To all of our Apple and iPhone connoisseurs, please opt-in to tracking. To our fellow marketers, we feel your pain... The most recent software update on Apple products is providing users with increased “privacy”. Like we have seen in the past with app permissions for location and face identification for passwords, the newest addition is app tracking transparency (ATT). Users now have the ability to accept or deny an app's ability to capture personal information such as websites you visit, interests you enjoy, and more.
Based on the new updates and requirements Facebook implemented, there will be some major changes. To start, ad sets will only be able to track 1 conversion event at a time. For example, if you liked to track add to cart rate and purchases previously, you no longer will have that ability. Another new limitation will be target audience size. There is no estimate currently on how many users will “opt-in” vs “opt-out” of tracking yet but we expect to see a gradual decrease in overall audience size over the next few weeks or months. The attribution window change will have a direct impact on knowing how your marketing campaigns are performing but we hope to be able to come up with a solution to this problem based on historical data and last click data from Google Analytics.

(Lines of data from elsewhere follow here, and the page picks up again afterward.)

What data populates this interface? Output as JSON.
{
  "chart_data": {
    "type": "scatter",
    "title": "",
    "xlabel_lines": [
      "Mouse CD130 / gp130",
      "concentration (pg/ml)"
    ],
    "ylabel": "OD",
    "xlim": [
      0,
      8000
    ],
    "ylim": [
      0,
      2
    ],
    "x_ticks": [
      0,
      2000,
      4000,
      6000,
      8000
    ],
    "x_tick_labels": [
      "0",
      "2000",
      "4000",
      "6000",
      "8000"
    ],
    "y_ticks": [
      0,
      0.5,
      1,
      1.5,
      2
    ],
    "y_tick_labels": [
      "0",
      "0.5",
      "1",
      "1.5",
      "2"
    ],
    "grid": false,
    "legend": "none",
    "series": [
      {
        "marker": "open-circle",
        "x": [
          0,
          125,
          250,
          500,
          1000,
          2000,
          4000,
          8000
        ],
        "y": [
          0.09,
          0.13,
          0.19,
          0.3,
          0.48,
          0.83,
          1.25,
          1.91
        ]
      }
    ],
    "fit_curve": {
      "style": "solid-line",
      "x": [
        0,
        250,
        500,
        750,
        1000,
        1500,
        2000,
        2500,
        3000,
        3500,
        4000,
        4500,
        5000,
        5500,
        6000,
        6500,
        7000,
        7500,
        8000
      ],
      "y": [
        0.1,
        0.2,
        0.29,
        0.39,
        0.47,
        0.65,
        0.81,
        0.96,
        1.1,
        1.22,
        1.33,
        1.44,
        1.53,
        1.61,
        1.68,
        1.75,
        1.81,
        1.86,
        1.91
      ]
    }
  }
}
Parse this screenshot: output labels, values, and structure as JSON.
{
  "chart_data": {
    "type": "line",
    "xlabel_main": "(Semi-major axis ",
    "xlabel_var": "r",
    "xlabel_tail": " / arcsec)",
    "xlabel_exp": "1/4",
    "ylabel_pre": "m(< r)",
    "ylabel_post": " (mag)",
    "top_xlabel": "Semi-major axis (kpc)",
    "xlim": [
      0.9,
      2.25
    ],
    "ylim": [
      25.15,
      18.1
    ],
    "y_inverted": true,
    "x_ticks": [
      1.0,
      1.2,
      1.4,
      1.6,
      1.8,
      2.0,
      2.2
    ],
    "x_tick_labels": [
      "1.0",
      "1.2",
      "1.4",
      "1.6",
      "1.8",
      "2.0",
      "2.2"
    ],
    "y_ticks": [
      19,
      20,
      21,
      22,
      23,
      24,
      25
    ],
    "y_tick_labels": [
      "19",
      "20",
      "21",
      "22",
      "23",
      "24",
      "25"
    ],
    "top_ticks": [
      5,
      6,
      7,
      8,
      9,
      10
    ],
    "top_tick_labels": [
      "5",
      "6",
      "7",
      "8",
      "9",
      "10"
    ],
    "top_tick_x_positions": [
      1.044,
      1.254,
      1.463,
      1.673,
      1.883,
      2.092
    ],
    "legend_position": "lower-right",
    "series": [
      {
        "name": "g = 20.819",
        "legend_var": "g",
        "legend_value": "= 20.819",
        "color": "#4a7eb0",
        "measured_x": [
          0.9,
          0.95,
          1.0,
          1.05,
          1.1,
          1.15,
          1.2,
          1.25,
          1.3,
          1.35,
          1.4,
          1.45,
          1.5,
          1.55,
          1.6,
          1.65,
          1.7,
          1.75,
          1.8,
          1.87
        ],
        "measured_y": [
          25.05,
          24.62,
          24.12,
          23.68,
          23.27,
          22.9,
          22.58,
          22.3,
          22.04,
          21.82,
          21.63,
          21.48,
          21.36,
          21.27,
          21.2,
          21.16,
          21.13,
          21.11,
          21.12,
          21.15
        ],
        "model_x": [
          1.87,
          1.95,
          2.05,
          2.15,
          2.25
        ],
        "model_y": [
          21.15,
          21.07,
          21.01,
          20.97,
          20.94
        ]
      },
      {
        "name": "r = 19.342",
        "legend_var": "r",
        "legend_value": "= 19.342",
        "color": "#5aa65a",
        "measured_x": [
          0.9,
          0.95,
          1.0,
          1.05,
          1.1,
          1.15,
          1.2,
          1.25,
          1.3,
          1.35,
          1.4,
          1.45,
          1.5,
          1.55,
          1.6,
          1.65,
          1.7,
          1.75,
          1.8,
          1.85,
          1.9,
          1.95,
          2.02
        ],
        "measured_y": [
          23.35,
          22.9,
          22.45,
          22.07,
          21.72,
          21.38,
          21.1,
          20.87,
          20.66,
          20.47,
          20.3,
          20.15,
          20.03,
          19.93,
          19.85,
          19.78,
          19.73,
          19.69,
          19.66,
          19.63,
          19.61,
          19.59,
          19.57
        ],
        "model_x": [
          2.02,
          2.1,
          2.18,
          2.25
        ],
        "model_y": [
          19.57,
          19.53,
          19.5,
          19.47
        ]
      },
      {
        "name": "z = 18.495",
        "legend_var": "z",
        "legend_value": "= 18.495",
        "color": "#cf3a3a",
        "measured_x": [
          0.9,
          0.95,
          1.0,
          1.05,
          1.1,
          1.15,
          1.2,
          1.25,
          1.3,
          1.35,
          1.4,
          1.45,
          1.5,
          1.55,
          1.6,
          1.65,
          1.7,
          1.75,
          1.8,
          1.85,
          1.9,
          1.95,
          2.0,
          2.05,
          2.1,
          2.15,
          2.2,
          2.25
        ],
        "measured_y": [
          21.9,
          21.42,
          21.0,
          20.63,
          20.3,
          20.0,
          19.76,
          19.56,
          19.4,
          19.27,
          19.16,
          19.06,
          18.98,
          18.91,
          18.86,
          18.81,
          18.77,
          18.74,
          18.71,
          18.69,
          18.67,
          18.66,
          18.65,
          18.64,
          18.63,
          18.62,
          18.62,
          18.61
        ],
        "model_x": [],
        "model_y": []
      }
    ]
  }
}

Facebook Ads accounts must now meet the following requirements to ensure legitimacy and help minimize the impact of the IOS 14.5 update.
To analyze the overall impact of IOS 14 on our ad accounts, we decided to choose a handful of our best performing accounts that are all in the ecommerce industry and share the same goals. The parameters were the previous 1 month of data prior to the change from each client (March 25th - April 25th) and the first week after the update (April 26th - May 2nd). The goal is simple, how are users opting out of tracking impacting our major KPI’s, such as customer acquisition cost (CAC) and return on ad spend (ROAS).

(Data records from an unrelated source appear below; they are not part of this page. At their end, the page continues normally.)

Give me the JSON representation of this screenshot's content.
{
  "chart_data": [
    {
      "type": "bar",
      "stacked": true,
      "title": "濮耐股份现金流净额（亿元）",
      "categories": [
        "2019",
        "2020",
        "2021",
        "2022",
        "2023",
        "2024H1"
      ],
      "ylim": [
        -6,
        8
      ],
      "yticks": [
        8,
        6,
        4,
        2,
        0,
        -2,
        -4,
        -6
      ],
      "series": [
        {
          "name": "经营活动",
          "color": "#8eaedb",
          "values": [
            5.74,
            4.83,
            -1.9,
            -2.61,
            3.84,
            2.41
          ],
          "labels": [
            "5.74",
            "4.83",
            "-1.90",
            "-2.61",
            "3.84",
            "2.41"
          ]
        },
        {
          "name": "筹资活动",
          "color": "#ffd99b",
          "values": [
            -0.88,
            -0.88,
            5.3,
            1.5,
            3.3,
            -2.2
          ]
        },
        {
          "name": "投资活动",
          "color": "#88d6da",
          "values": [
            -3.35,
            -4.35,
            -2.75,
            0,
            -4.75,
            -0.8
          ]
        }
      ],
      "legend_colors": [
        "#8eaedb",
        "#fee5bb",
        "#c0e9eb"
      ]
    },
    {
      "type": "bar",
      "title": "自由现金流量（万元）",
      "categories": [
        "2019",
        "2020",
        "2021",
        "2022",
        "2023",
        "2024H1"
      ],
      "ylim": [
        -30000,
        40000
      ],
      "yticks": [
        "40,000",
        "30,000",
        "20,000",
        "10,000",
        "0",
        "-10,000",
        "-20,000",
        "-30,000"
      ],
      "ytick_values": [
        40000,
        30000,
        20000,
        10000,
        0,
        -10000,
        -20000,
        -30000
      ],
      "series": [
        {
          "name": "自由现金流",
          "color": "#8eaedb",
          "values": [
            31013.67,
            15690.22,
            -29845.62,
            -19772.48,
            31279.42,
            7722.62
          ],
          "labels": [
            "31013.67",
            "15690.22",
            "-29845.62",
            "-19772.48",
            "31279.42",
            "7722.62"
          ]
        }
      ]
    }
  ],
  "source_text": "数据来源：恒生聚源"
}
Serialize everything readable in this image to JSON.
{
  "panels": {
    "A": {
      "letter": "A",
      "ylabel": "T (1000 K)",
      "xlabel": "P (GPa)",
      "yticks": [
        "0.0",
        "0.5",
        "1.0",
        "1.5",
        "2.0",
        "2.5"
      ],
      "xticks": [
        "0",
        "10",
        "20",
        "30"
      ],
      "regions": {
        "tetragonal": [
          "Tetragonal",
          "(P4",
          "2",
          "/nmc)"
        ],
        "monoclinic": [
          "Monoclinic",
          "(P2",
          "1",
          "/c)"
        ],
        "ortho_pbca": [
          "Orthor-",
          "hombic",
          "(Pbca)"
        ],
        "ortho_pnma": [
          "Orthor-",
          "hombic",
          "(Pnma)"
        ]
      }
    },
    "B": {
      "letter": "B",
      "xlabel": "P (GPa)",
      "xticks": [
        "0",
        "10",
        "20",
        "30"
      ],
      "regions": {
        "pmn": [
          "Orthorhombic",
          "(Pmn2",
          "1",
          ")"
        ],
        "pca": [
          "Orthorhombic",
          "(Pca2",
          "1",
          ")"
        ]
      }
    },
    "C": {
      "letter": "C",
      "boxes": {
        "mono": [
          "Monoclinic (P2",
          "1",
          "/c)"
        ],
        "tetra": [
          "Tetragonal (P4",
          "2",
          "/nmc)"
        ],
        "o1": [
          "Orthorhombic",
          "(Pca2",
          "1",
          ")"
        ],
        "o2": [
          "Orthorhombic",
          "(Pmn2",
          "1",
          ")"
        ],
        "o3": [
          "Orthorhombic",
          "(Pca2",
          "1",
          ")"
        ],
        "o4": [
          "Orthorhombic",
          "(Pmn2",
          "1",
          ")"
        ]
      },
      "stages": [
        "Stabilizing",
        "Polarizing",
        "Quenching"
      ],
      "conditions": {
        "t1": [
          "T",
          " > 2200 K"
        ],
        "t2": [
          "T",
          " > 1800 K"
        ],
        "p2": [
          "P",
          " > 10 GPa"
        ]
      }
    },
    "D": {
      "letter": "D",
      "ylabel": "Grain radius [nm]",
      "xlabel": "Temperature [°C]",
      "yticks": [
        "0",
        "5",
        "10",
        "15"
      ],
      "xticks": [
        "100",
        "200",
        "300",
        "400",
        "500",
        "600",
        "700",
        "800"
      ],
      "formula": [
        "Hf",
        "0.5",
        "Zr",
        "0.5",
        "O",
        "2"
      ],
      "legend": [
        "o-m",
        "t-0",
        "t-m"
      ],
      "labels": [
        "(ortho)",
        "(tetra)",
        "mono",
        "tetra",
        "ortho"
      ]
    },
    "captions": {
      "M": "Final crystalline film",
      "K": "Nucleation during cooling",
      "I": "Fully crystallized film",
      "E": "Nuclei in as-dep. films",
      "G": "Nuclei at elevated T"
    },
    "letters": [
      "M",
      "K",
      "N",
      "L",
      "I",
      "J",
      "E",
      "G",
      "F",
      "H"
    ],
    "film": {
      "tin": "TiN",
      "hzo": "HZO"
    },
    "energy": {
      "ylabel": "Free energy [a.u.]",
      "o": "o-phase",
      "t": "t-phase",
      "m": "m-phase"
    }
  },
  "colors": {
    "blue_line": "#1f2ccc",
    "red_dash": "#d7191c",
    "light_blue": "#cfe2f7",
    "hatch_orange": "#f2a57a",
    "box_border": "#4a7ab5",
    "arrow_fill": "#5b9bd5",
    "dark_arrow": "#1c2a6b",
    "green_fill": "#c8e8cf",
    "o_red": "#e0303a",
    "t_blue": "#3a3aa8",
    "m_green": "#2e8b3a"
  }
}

Prior to the update, the average CAC was $56.76. After the update, the CAC skyrocketed to $63.37, a 11.6% increase. The CAC is increasing because anyone who has opted out of tracking, is not being counted in the purchases. Also, due to audience size reductions it is more difficult to reach the same target audience as before.
The second major impact was on the return on ad spend. Due to the increased cost in acquiring a customer, the return on investment decreased 11.8% the first week. Since the cost to acquire a customer has a direct impact on the return on ad spend (assuming the same average order value) we can also attribute this decrease to audience size and users opting out of tracking.
As for the retargeting audience, a similar observation was noticed, but not as drastic. The CAC of the retargeting audiences only increased 5.1%. These users are critical to convert because they have directly expressed interest in the brand and should be able to acquire them at a significantly lower cost than a cold audience. It is expected that the CAC for retargeting continues to increase since new strategies to capture the customers have to be implemented for anyone who has opted out of tracking.
The ROAS for retargeting users has remained almost unchanged with only a loss of .7% decrease. As the CAC continues to climb over the coming weeks, ROAS will also continue to drop.
The increasing cost in customer acquisition, due to the decreased audience size and limitations on tracking users is directly impacting the return on ad spend. This is causing a higher spend on ad accounts to attempt to achieve the same goals. The anticipation of Apple releasing data on what percentage of users have updated their devices and what percent of users have chosen to opt-in vs opt-out of tracking is exciting and will help to predict the overall impact of this update. We will continue to observe and inform you with our take on the impact of IOS 14.5 on a weekly basis until the curve has flattened.